An example of the configuration files:

{
    "heartbeat" : { 
        "interval": "3",
        "message": "HEARBEAT"
    },
    "warn": {
        "interval": {
            "min": 5,
            "max": 30
            },
        "message": [
            "Have no idea what the professor is talking about", 
            "My phone is out of battery", 
            "Forgot to bring my wallet with me", 
            "Do not play overwatch" 
        ]
    }

Alert / Report Sender Email

A new json file needs to be created by user to store the authentication information of the Alert / Report system sender email.

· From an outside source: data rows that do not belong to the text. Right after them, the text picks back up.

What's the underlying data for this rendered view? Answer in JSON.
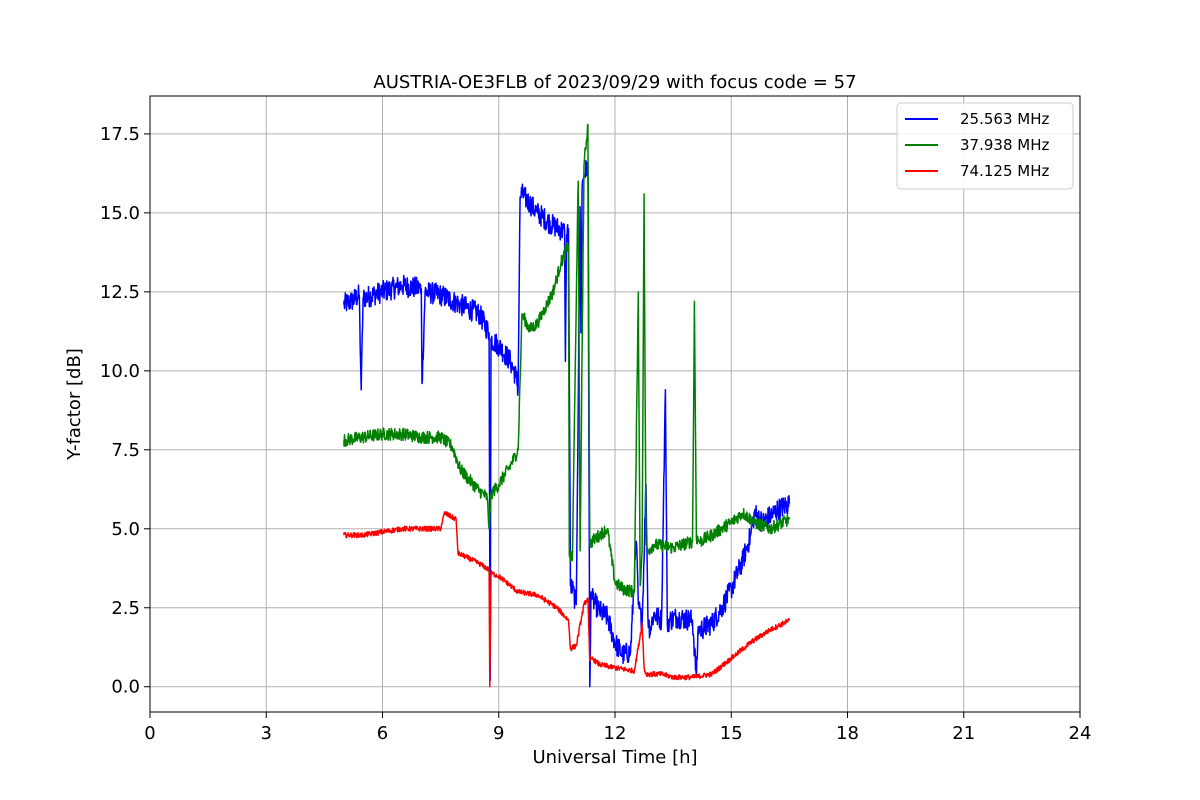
{
  "chart_data": {
    "type": "line",
    "title": "AUSTRIA-OE3FLB of 2023/09/29 with focus code = 57",
    "xlabel": "Universal Time [h]",
    "ylabel": "Y-factor [dB]",
    "xlim": [
      0,
      24
    ],
    "ylim": [
      -0.8,
      18.7
    ],
    "xticks": [
      0,
      3,
      6,
      9,
      12,
      15,
      18,
      21,
      24
    ],
    "yticks": [
      0.0,
      2.5,
      5.0,
      7.5,
      10.0,
      12.5,
      15.0,
      17.5
    ],
    "xtick_labels": [
      "0",
      "3",
      "6",
      "9",
      "12",
      "15",
      "18",
      "21",
      "24"
    ],
    "ytick_labels": [
      "0.0",
      "2.5",
      "5.0",
      "7.5",
      "10.0",
      "12.5",
      "15.0",
      "17.5"
    ],
    "grid": true,
    "legend_position": "top-right",
    "series": [
      {
        "name": "25.563 MHz",
        "color": "#0000ff",
        "noise": 0.35,
        "x": [
          5.0,
          5.2,
          5.4,
          5.45,
          5.5,
          6.0,
          6.5,
          7.0,
          7.02,
          7.1,
          7.5,
          8.0,
          8.5,
          8.75,
          8.78,
          8.8,
          9.0,
          9.3,
          9.45,
          9.5,
          9.55,
          9.6,
          9.8,
          10.0,
          10.4,
          10.7,
          10.72,
          10.75,
          10.8,
          10.85,
          10.9,
          11.0,
          11.1,
          11.12,
          11.15,
          11.2,
          11.3,
          11.35,
          11.38,
          11.4,
          11.6,
          11.8,
          12.0,
          12.2,
          12.4,
          12.55,
          12.6,
          12.7,
          12.8,
          12.85,
          12.9,
          13.0,
          13.2,
          13.3,
          13.35,
          13.4,
          13.6,
          14.0,
          14.1,
          14.15,
          14.2,
          14.5,
          14.8,
          15.0,
          15.3,
          15.5,
          15.6,
          15.8,
          16.0,
          16.2,
          16.5
        ],
        "y": [
          12.1,
          12.2,
          12.4,
          9.4,
          12.3,
          12.5,
          12.7,
          12.6,
          9.6,
          12.5,
          12.4,
          12.1,
          11.8,
          11.2,
          0.2,
          11.0,
          10.8,
          10.3,
          9.8,
          9.4,
          15.5,
          15.6,
          15.3,
          15.0,
          14.6,
          14.4,
          10.3,
          14.3,
          14.5,
          3.2,
          3.1,
          2.6,
          15.2,
          11.2,
          15.8,
          16.2,
          16.5,
          0.0,
          3.0,
          2.8,
          2.4,
          2.2,
          1.4,
          1.0,
          1.1,
          4.6,
          2.6,
          2.0,
          6.4,
          2.2,
          1.8,
          2.3,
          2.1,
          9.4,
          2.0,
          2.1,
          2.2,
          2.1,
          0.3,
          1.9,
          1.8,
          2.0,
          2.6,
          3.1,
          4.0,
          4.8,
          5.5,
          5.2,
          5.4,
          5.6,
          5.8
        ]
      },
      {
        "name": "37.938 MHz",
        "color": "#008000",
        "noise": 0.2,
        "x": [
          5.0,
          5.5,
          6.0,
          6.5,
          7.0,
          7.5,
          7.8,
          8.0,
          8.2,
          8.5,
          8.7,
          8.75,
          8.8,
          9.0,
          9.3,
          9.5,
          9.6,
          9.8,
          10.0,
          10.2,
          10.4,
          10.6,
          10.8,
          10.82,
          10.9,
          11.0,
          11.05,
          11.1,
          11.2,
          11.3,
          11.35,
          11.4,
          11.6,
          11.8,
          12.0,
          12.2,
          12.5,
          12.6,
          12.65,
          12.7,
          12.75,
          12.8,
          12.85,
          13.0,
          13.5,
          14.0,
          14.05,
          14.1,
          14.2,
          14.5,
          15.0,
          15.3,
          15.6,
          16.0,
          16.5
        ],
        "y": [
          7.8,
          7.9,
          8.0,
          8.0,
          7.9,
          7.9,
          7.6,
          6.9,
          6.6,
          6.2,
          6.0,
          5.0,
          6.1,
          6.4,
          7.0,
          7.5,
          11.8,
          11.3,
          11.5,
          12.0,
          12.5,
          13.4,
          14.0,
          4.2,
          4.0,
          12.2,
          16.0,
          4.3,
          16.5,
          17.8,
          4.5,
          4.6,
          4.8,
          5.0,
          3.3,
          3.1,
          3.0,
          12.5,
          3.2,
          4.3,
          15.6,
          4.5,
          4.3,
          4.5,
          4.4,
          4.6,
          12.2,
          4.7,
          4.6,
          4.8,
          5.2,
          5.5,
          5.2,
          5.0,
          5.3
        ]
      },
      {
        "name": "74.125 MHz",
        "color": "#ff0000",
        "noise": 0.08,
        "x": [
          5.0,
          5.5,
          6.0,
          6.5,
          7.0,
          7.5,
          7.6,
          7.9,
          7.95,
          8.0,
          8.5,
          8.75,
          8.77,
          8.8,
          9.0,
          9.5,
          10.0,
          10.5,
          10.8,
          10.85,
          11.0,
          11.2,
          11.3,
          11.35,
          11.4,
          11.6,
          12.0,
          12.5,
          12.7,
          12.75,
          12.8,
          13.2,
          13.5,
          14.0,
          14.5,
          15.0,
          15.5,
          16.0,
          16.5
        ],
        "y": [
          4.8,
          4.8,
          4.9,
          5.0,
          5.0,
          5.0,
          5.5,
          5.3,
          4.2,
          4.2,
          3.9,
          3.7,
          0.0,
          3.6,
          3.5,
          3.0,
          2.9,
          2.5,
          2.1,
          1.2,
          1.3,
          2.6,
          2.8,
          0.8,
          0.9,
          0.7,
          0.6,
          0.5,
          2.0,
          0.6,
          0.4,
          0.4,
          0.3,
          0.3,
          0.4,
          0.9,
          1.4,
          1.8,
          2.1
        ]
      }
    ]
  }
}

The format should be like:

{
	"email": {
		"address": "XXXXXXXXXXXXX",
		"password": "XXXXXXXXXXXXX"
	}
}

And named after 'private.json'.

Usage

Direct File Import + Mini-Monitor

• Run fake log generator:

python3.4 $VISORHOME/src/fake_log_gen/fake_log_gen.py -m [access/error] -o [logfile]

• Run Mini-Monitor to analyze generated log files:

python3.4 $VISORHOME/src/mini_monitor/mini_monitor.py -i [logfile]

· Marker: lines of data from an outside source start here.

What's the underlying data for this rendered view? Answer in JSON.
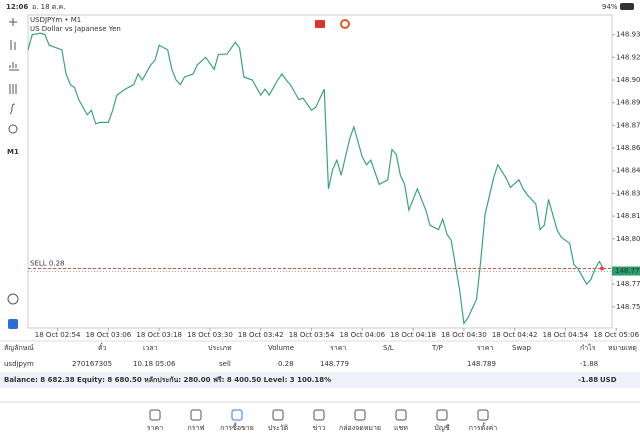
{
  "status_bar": {
    "time": "12:06",
    "date": "อ. 18 ต.ค.",
    "battery": "94%"
  },
  "chart_header": {
    "symbol": "USDJPYm • M1",
    "description": "US Dollar vs Japanese Yen"
  },
  "toolbar": {
    "timeframe": "M1"
  },
  "chart_data": {
    "type": "line",
    "x": [
      -7,
      -6,
      -4,
      -3,
      -2,
      0,
      1,
      2,
      3,
      4,
      5,
      7,
      8,
      9,
      10,
      12,
      13,
      14,
      16,
      18,
      19,
      20,
      22,
      23,
      24,
      26,
      27,
      28,
      29,
      30,
      32,
      33,
      35,
      37,
      38,
      40,
      42,
      43,
      44,
      46,
      47,
      48,
      49,
      50,
      52,
      53,
      54,
      55,
      57,
      58,
      60,
      61,
      63,
      64,
      65,
      66,
      67,
      69,
      70,
      72,
      73,
      74,
      76,
      78,
      79,
      80,
      81,
      82,
      83,
      85,
      86,
      87,
      88,
      90,
      91,
      92,
      93,
      95,
      96,
      97,
      99,
      100,
      101,
      103,
      104,
      106,
      107,
      109,
      110,
      111,
      113,
      114,
      115,
      116,
      117,
      118,
      119,
      121,
      122,
      123,
      125,
      126,
      127,
      128,
      129
    ],
    "series": [
      {
        "name": "USDJPYm",
        "color": "#3aa57a",
        "values": [
          148.925,
          148.935,
          148.936,
          148.935,
          148.928,
          148.926,
          148.925,
          148.909,
          148.902,
          148.9,
          148.892,
          148.882,
          148.885,
          148.876,
          148.877,
          148.877,
          148.885,
          148.895,
          148.899,
          148.902,
          148.909,
          148.905,
          148.915,
          148.918,
          148.928,
          148.925,
          148.912,
          148.905,
          148.902,
          148.907,
          148.909,
          148.915,
          148.92,
          148.912,
          148.922,
          148.922,
          148.93,
          148.926,
          148.907,
          148.905,
          148.9,
          148.895,
          148.899,
          148.895,
          148.905,
          148.909,
          148.905,
          148.902,
          148.892,
          148.893,
          148.885,
          148.887,
          148.899,
          148.833,
          148.846,
          148.852,
          148.842,
          148.866,
          148.874,
          148.854,
          148.849,
          148.852,
          148.836,
          148.839,
          148.859,
          148.856,
          148.842,
          148.836,
          148.819,
          148.833,
          148.826,
          148.819,
          148.809,
          148.806,
          148.813,
          148.803,
          148.799,
          148.766,
          148.744,
          148.748,
          148.76,
          148.786,
          148.816,
          148.84,
          148.849,
          148.84,
          148.834,
          148.839,
          148.833,
          148.829,
          148.823,
          148.806,
          148.809,
          148.826,
          148.816,
          148.806,
          148.801,
          148.797,
          148.783,
          148.78,
          148.77,
          148.773,
          148.78,
          148.785,
          148.78
        ]
      }
    ],
    "xlim": [
      -7,
      131
    ],
    "xticks": [
      {
        "value": 0,
        "label": "18 Oct 02:54"
      },
      {
        "value": 12,
        "label": "18 Oct 03:06"
      },
      {
        "value": 24,
        "label": "18 Oct 03:18"
      },
      {
        "value": 36,
        "label": "18 Oct 03:30"
      },
      {
        "value": 48,
        "label": "18 Oct 03:42"
      },
      {
        "value": 60,
        "label": "18 Oct 03:54"
      },
      {
        "value": 72,
        "label": "18 Oct 04:06"
      },
      {
        "value": 84,
        "label": "18 Oct 04:18"
      },
      {
        "value": 96,
        "label": "18 Oct 04:30"
      },
      {
        "value": 108,
        "label": "18 Oct 04:42"
      },
      {
        "value": 120,
        "label": "18 Oct 04:54"
      },
      {
        "value": 132,
        "label": "18 Oct 05:06"
      }
    ],
    "ylim": [
      148.741,
      148.948
    ],
    "yticks": [
      148.935,
      {
        "value": 148.92,
        "label": "148.920"
      },
      148.905,
      {
        "value": 148.89,
        "label": "148.890"
      },
      148.875,
      {
        "value": 148.86,
        "label": "148.860"
      },
      148.845,
      {
        "value": 148.83,
        "label": "148.830"
      },
      148.815,
      {
        "value": 148.8,
        "label": "148.800"
      },
      {
        "value": 148.77,
        "label": "148.770"
      },
      148.755
    ],
    "price_line": 148.779,
    "order_label": "SELL 0.28",
    "grid": false
  },
  "table": {
    "header": [
      "สัญลักษณ์",
      "ตั๋ว",
      "เวลา",
      "ประเภท",
      "Volume",
      "ราคา",
      "S/L",
      "T/P",
      "ราคา",
      "Swap",
      "กำไร",
      "หมายเหตุ"
    ],
    "row": {
      "symbol": "usdjpym",
      "ticket": "270167305",
      "time": "10.18 05:06",
      "type": "sell",
      "volume": "0.28",
      "price": "148.779",
      "current_price": "148.789",
      "profit": "-1.88"
    },
    "summary": "Balance: 8 682.38 Equity: 8 680.50 หลักประกัน: 280.00 ฟรี: 8 400.50 Level: 3 100.18%",
    "total_profit": "-1.88",
    "currency": "USD"
  },
  "nav": [
    "ราคา",
    "กราฟ",
    "การซื้อขาย",
    "ประวัติ",
    "ข่าว",
    "กล่องจดหมาย",
    "แชท",
    "บัญชี",
    "การตั้งค่า"
  ],
  "nav_active": 2
}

TCP Transmission + Spark Streaming

• Generate fake logs and run as TCP server:

python3.4 $VISORHOME/src/socket/fake_log_stream.py -m [access/error]

• Run Spark Streaming application to receive & analyze logs

$SPARK_HOME/bin/spark-submit $VISORHOME/src/stream_monitor/stream_monitor.py

Kafka Streaming + Spark Streaming

• Start a Kafka server:

$KAFKA_HOME/bin/kafka-server-start.sh $KAFKA_HOME/config/server.properties

• Create a Kafka topic:

$KAFKA_HOME/bin/kafka-topics.sh --create --zookeeper localhost:2181 --replication-factor 1 --partitions 1 --topic Logs

• Check if the topic has been created:

$KAFKA_HOME/bin/kafka-topics.sh --list --zookeeper localhost:2181

>>> Output:

...
Logs
...

• Generate fake logs and run as Kafka producer:

python3.4 $VISORHOME/src/fake_log_gen/fake_log_producer.py -m [access/error] -o $VISORHOME/log/fake_log_producer.log

• Run Spark Streaming application to consume & analyze logs

$SPARK_HOME/bin/spark-submit --packages org.apache.spark:spark-streaming-kafka-0-8_2.11:2.0.0 $VISORHOME/src/kafka_monitor/kafka_monitor.py > $VISORHOME/log/kafka_monitor.log

Environment

Check the Visor's Wiki to see the test environment.

Performance

Just Some Thoughts

• Run Spark on your laptop, no matter how many cores do you own, you can have only one executor

• There will be some latency (~10 minutes) for the backpressure to take effect

• Cannot count too much on backpressure

  • You see the import rate drops after some time, but scheduling latency doesn't recover
  • Not sure about 'spark.streaming.backpressure.initialRate''s equivalent in kafka direct API.

• Change the batch interval, the processing time will also change slightly

  • (batch interval: 2.5, proce time: 1.8) --> (batch interval: 2, proce time: 2.1)

Resources

• Apache Log Files
• Unit Testing TCP Server & Client with Python
• How to choose the number of topicspartitions in a kafka cluster
• kafka direct + spark streaming + checkpoints + code changes
• Four Things to Know About Reliable Spark Streaming with Typesafe and Databricks
• Spark & Kafka - Achieving zero data-loss
• Exploring Stateful Streaming with Apache Spark

License

See the LICENSE file for license rights and limitations (MIT).